Photo: Shane Sharpe, via Facebook
By Sarah Ahmed
On Wednesday, May 19, Shane Sharpe, a 38-year-old construction worker, died while working on a project to repair a drainage pipe in Taylorsville. A Tribune investigation has determined that Sharpe was a worker with Barnes Backhoe and Grading, Inc., a fact so far unmentioned in local ruling-class news coverage of the incident.
Sharpe was working on a damaged culvert in the parking lot of Big D’s Diner & Country Store. While he was working inside a ten-foot deep trench, the sides started caving in, crushing him with dirt and asphalt. Firemen were able to free him from the trench, but after CPR failed to revive Sharpe, he was pronounced dead at the scene at 2 p.m. Sharpe is survived by his fiancée and three children.
The owner of Big D’s, Don Garcia, told Tribune that when he arrived to his restaurant the morning before Sharpe’s death, he saw four construction workers on the site. Garcia, a former construction worker himself, said he was surprised that a project of that size had so few workers. He also commented on the turnaround of the project, which was less than two days and seemed rushed in his opinion.
Work permits which would confirm the contractor are not yet available for May, but according to a nearby resident familiar with the project, the contracting company was named Barnes. In a photo published in his obituary, Sharpe is seen wearing a Barnes Backhoe and Grading, Inc, t-shirt.

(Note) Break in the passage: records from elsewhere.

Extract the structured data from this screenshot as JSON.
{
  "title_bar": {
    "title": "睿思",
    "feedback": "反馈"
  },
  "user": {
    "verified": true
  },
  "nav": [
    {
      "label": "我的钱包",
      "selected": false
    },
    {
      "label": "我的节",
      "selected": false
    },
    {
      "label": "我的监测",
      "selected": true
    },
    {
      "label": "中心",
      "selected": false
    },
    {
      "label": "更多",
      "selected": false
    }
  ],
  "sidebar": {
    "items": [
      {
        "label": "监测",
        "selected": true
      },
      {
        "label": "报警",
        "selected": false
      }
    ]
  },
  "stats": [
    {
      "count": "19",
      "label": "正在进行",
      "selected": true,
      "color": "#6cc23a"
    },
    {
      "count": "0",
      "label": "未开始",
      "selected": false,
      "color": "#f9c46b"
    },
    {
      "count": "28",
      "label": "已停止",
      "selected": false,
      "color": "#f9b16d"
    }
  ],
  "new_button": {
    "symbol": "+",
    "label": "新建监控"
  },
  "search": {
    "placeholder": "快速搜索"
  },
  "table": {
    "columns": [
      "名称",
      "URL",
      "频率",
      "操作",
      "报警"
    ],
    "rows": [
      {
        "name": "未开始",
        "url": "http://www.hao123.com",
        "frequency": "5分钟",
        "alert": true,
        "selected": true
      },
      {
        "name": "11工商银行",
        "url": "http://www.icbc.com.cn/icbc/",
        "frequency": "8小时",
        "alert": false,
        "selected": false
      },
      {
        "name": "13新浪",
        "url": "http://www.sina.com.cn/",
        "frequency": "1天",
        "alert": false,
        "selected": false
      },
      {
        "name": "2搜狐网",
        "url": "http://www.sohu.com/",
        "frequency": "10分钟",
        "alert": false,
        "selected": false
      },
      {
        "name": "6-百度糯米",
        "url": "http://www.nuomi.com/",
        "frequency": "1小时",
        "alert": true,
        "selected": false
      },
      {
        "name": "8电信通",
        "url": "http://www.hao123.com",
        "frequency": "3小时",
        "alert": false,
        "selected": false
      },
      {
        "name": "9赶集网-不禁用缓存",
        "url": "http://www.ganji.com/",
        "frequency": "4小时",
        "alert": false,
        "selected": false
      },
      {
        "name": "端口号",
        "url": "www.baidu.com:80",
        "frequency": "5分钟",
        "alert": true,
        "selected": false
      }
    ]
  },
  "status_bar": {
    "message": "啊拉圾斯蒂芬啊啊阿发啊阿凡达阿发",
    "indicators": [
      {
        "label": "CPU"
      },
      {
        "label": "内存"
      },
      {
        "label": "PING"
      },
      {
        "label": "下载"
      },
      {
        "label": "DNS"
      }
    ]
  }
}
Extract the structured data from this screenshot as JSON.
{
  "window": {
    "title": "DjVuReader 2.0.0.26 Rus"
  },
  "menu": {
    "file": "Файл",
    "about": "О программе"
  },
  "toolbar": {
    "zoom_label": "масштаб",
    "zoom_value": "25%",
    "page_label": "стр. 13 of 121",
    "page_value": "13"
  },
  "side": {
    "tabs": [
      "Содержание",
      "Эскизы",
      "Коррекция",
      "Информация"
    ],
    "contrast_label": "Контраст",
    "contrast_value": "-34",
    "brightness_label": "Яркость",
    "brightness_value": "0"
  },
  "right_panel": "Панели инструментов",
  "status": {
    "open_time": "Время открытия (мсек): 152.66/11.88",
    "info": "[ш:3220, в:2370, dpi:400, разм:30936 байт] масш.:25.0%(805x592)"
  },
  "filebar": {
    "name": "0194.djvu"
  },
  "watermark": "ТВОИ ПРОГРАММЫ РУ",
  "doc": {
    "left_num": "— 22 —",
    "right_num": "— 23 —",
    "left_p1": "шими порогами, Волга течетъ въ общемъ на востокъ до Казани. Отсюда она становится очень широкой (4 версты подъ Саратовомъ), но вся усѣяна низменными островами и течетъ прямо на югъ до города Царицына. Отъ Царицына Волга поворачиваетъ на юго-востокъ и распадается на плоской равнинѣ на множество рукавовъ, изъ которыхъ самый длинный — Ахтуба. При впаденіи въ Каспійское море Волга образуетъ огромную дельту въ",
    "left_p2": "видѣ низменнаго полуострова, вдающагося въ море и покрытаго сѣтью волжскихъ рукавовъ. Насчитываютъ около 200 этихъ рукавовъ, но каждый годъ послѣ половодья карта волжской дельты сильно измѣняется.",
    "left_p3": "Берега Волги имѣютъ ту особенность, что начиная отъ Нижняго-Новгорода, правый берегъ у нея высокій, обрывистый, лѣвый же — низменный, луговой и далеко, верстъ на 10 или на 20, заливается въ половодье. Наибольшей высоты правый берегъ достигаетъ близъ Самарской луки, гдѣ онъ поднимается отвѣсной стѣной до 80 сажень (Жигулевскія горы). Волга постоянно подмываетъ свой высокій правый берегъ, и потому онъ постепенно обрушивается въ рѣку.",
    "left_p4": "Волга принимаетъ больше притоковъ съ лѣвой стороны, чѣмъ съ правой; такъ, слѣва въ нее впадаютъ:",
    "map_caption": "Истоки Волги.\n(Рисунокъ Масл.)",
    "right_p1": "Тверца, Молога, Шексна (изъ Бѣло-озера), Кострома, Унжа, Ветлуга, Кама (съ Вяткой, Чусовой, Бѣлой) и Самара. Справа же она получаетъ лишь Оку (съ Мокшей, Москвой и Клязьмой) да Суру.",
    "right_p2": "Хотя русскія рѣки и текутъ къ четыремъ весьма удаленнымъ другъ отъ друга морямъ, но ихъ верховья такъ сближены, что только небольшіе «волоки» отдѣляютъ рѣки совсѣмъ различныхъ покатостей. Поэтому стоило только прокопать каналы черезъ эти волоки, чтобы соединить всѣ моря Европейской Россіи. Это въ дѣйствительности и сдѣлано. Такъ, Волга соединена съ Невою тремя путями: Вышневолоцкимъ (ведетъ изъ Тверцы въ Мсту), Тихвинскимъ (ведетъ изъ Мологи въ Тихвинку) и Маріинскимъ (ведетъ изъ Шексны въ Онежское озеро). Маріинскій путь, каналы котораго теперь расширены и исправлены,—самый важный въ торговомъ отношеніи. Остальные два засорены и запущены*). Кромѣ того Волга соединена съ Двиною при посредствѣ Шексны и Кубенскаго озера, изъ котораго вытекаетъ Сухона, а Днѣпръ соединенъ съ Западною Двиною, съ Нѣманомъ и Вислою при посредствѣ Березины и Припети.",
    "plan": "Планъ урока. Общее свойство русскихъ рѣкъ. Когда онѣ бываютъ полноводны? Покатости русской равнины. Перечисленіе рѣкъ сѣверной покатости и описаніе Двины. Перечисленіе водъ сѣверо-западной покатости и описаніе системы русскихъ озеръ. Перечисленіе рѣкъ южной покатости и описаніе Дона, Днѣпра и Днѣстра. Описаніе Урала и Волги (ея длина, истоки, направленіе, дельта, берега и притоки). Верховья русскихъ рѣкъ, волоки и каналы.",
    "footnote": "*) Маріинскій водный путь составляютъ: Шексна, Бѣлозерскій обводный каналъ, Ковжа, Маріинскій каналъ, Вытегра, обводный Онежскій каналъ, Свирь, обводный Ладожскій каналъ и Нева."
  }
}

The North Carolina Department of Labor (NCDOL) is in the process of investigating Sharpe’s death. During an investigation into a trench collapse, Occupational Safety and Health investigators from NCDOL will check a number of factors, including whether there was a protective system in place to prevent the trench from crushing a worker and whether someone qualified to detect hazards and authorized to stop work was present and checked the soil.
A construction worker from Taylorsville told Tribune that construction workers face pressure to meet rushed deadlines. The workers subcontract for construction companies, so when companies miss a deadline for a project, they take it out of the workers’ pay. “Shit flows downhill,” the construction worker said.
Most projects are understaffed, with one supervisor driving around in his car to check multiple sites during the day. A foreman, when present, only ensures that workers meet project deadlines, and usually does not have any special training to ensure that work sites are safe for workers. “[The foreman’s] basically just another worker,” the worker said.
The construction worker was also critical of the federal Occupational Safety and Health Administration (OSHA), and said they haven’t actually decreased the rate of workplace injuries, but have only increased reporting. OSHA may fine companies for something minor like using a ladder made with the wrong material, while ignoring the rushed project deadlines which present a major risk to workers’ safety.